Probabilmente conosciamo tutti coppie che pensavano che i loro problemi si sarebbero risolti "quando sarebbe arrivato il bambino". Come se un dolce bebè avvolto in calzini colorati fosse l’elisir universale per sistemare le crepe emotive, sanare vecchie ferite e far ripartire l’amore, proprio come nella scena finale di una commedia romantica.
La realtà è molto meno hollywoodiana
L’arrivo di un neonato, per quanto gioioso, mette alla prova anche le relazioni più solide e stabili.
Un bambino cambia tutto. Non parlo solo della fine del silenzio, della diminuzione (o sparizione) delle uscite spontanee e dei mattini tranquilli che diventano un ricordo. Parlo dell’arrivo improvviso di una terza persona le cui necessità diventano la priorità assoluta. I tuoi bisogni? Quelli del tuo partner? Beh… finiscono sullo scaffale del “lo farò quando avrò tempo”, molto lontano.

È del tutto normale, ma comunque fisicamente ed emotivamente estenuante che tutto ruoti intorno al bambino: la tua routine, i pensieri, le finanze, l’energia. La capacità si esaurisce letteralmente, e chi dice che questo non influisce sulla relazione o ha un team di supporto eccezionale o non ha ancora figli.

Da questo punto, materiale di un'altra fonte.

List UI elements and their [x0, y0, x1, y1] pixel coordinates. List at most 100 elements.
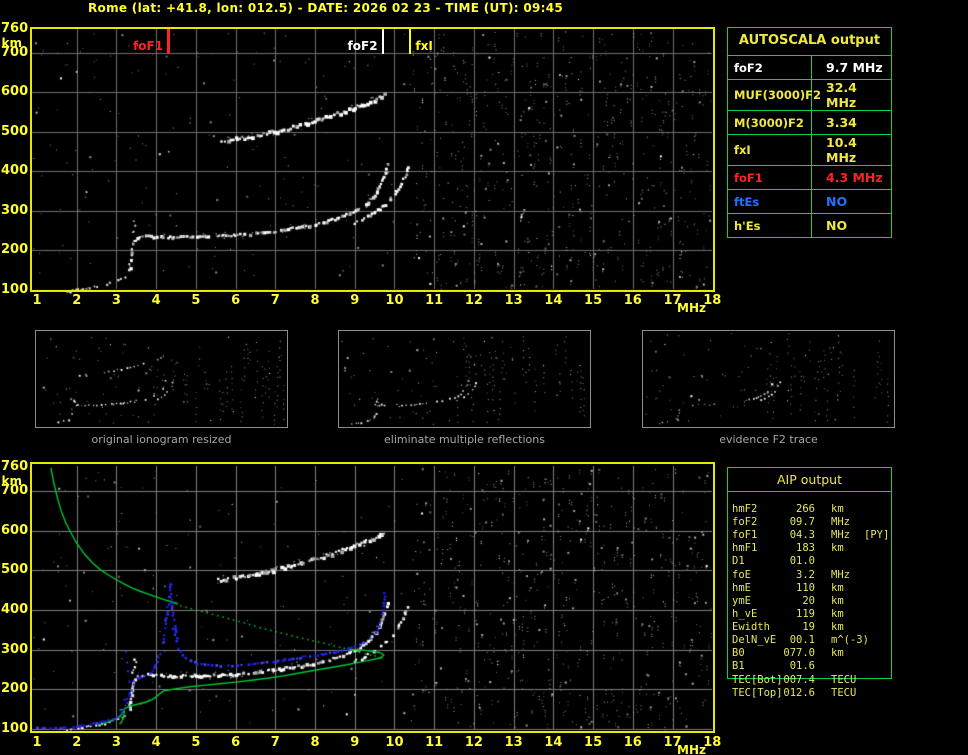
x-tick-label: 12 [464, 293, 483, 308]
station-title: Rome (lat: +41.8, lon: 012.5) - DATE: 20… [88, 1, 564, 15]
aip-row-label: foF1 [732, 529, 758, 542]
aip-row: foF1 04.3 MHz [PY] [727, 529, 892, 542]
x-tick-label: 13 [504, 735, 523, 750]
x-tick-label: 14 [544, 735, 563, 750]
aip-row-unit: km [831, 607, 844, 620]
y-tick-label: 100 [1, 721, 29, 737]
aip-row-unit: km [831, 594, 844, 607]
x-tick-label: 7 [270, 735, 280, 750]
autoscala-row-value: NO [826, 218, 848, 233]
x-tick-label: 3 [111, 735, 121, 750]
aip-row-value: 183 [796, 542, 815, 555]
x-tick-label: 2 [72, 735, 82, 750]
y-tick-label: 300 [1, 202, 29, 218]
x-tick-label: 1 [32, 293, 42, 308]
y-tick-label: 200 [1, 681, 29, 697]
x-tick-label: 6 [231, 735, 241, 750]
aip-row-unit: km [831, 621, 844, 634]
x-tick-label: 13 [504, 293, 523, 308]
aip-row-label: hmF2 [732, 503, 758, 515]
aip-row: D1 01.0 [727, 555, 892, 568]
x-tick-label: 8 [310, 735, 320, 750]
autoscala-row: M(3000)F2 3.34 [728, 111, 891, 135]
y-tick-label: 200 [1, 242, 29, 258]
x-tick-label: 15 [584, 735, 603, 750]
panel-eliminate-reflections [338, 330, 591, 428]
aip-row-value: 00.1 [789, 634, 815, 647]
aip-row: TEC[Bot] 007.4 TECU [727, 674, 892, 687]
foF1-marker-line [166, 29, 170, 54]
x-tick-label: 3 [111, 293, 121, 308]
aip-row-unit: m^(-3) [831, 634, 869, 647]
panel-caption-eliminate: eliminate multiple reflections [384, 433, 545, 446]
aip-row: DelN_vE 00.1 m^(-3) [727, 634, 892, 647]
autoscala-row-label: ftEs [728, 190, 812, 213]
aip-row-label: B0 [732, 647, 745, 660]
x-tick-label: 18 [703, 293, 722, 308]
x-tick-label: 8 [310, 293, 320, 308]
aip-row-unit: TECU [831, 686, 857, 699]
aip-row: foE 3.2 MHz [727, 569, 892, 582]
autoscala-row-label: foF1 [728, 166, 812, 189]
aip-row-value: 077.0 [783, 647, 815, 660]
autoscala-row: ftEs NO [728, 190, 891, 214]
aip-row-value: 20 [802, 594, 815, 607]
autoscala-row: MUF(3000)F2 32.4 MHz [728, 80, 891, 111]
y-tick-label: 760 [1, 459, 29, 474]
aip-row-unit: km [831, 581, 844, 594]
x-tick-label: 1 [32, 735, 42, 750]
aip-output-table: AIP output hmF2 266 km foF2 09.7 MHz foF1 04.3 M… [727, 467, 892, 703]
aip-row-label: D1 [732, 555, 745, 568]
panel-evidence-f2-trace [642, 330, 895, 428]
foF2-marker-label: foF2 [347, 39, 378, 53]
aip-row-value: 01.0 [789, 555, 815, 568]
top-ionogram-frame [30, 27, 715, 292]
aip-row-label: hmF1 [732, 542, 758, 555]
aip-row: h_vE 119 km [727, 608, 892, 621]
autoscala-row: h'Es NO [728, 214, 891, 237]
autoscala-row-label: M(3000)F2 [728, 111, 812, 134]
y-tick-label: 400 [1, 163, 29, 179]
aip-row: foF2 09.7 MHz [727, 516, 892, 529]
x-tick-label: 4 [151, 293, 161, 308]
autoscala-row-value: 10.4 MHz [826, 135, 857, 165]
aip-row-value: 19 [802, 621, 815, 634]
aip-row-label: ymE [732, 594, 751, 607]
aip-row: ymE 20 km [727, 595, 892, 608]
autoscala-output-table: AUTOSCALA output foF2 9.7 MHz MUF(3000)F2 3… [727, 27, 892, 238]
autoscala-row: foF2 9.7 MHz [728, 56, 891, 80]
x-tick-label: 7 [270, 293, 280, 308]
aip-row-unit: km [831, 647, 844, 660]
x-tick-label: 14 [544, 293, 563, 308]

Molte coppie sentono di allontanarsi in questo periodo. Non all’improvviso, ma lentamente, quasi senza accorgersene. Meno abbracci. Conversazioni più rare. Una battuta che prima passava inosservata ora fa male, perché sei stanco, frustrato, o sei stato tu a svegliarti per la terza volta di notte.
Il romanticismo non muore… svanisce lentamente. E quando te ne accorgi, siete solo compagni di logistica: chi porta, chi prende, chi fa il bagnetto, chi mette a letto, chi lava. Una squadra funzionante, ma senza sostegno emotivo.
Anch’io l’ho vissuto
La nostra relazione non era perfetta nemmeno prima della nascita di nostra figlia – diciamolo, poche lo sono – ma è chiaro che l’arrivo del bambino ha definitivamente squilibrato la situazione. Non è finita per colpa di mia figlia, ma la nuova situazione ha amplificato i nostri problemi e i compiti improvvisi hanno accelerato quel distacco verso cui stavamo già andando, forse senza ritorno.
Ora vivo una nuova relazione, in cui sono arrivata con un bambino. E ora faccio molta attenzione a ritagliarci del tempo per noi due. Non per egoismo, ma perché ho capito che una relazione stabile e amorevole non diventa “famiglia” grazie al bambino, ma perché i genitori mantengono vivo il loro legame. Non solo partner, ma anche amanti.

Un bambino non ha bisogno che mamma e papà non si siano più frequentati da trent’anni. Ha bisogno di vedere che i suoi genitori si amano, si rispettano e formano un’unità. Perché da questo imparerà anche lui ad amare.
Quindi, il diventare genitori uccide il romanticismo? Sì, se lo permettiamo. Se pensiamo che la relazione funzioni da sola, se ci vergogniamo di mettere l’altro come priorità, se crediamo che il romanticismo sia un lusso da rimandare a “quando il bambino sarà più grande”. Spoiler: non torna da solo.
Serve consapevolezza. Tempo, energia, a volte compromessi e anche un po’ di soldi, per esempio per una babysitter, se non c’è un nonno, un parente o un amico affidabile a cui affidarsi.
Il romanticismo non muore con l’arrivo di un bambino, semplicemente passa in secondo piano, ed è normale per un po’. Ma sta a noi decidere se restare lì.
E forse questa è la lezione più importante: non è il bambino a scacciare il romanticismo. Siamo noi se non lo proteggiamo.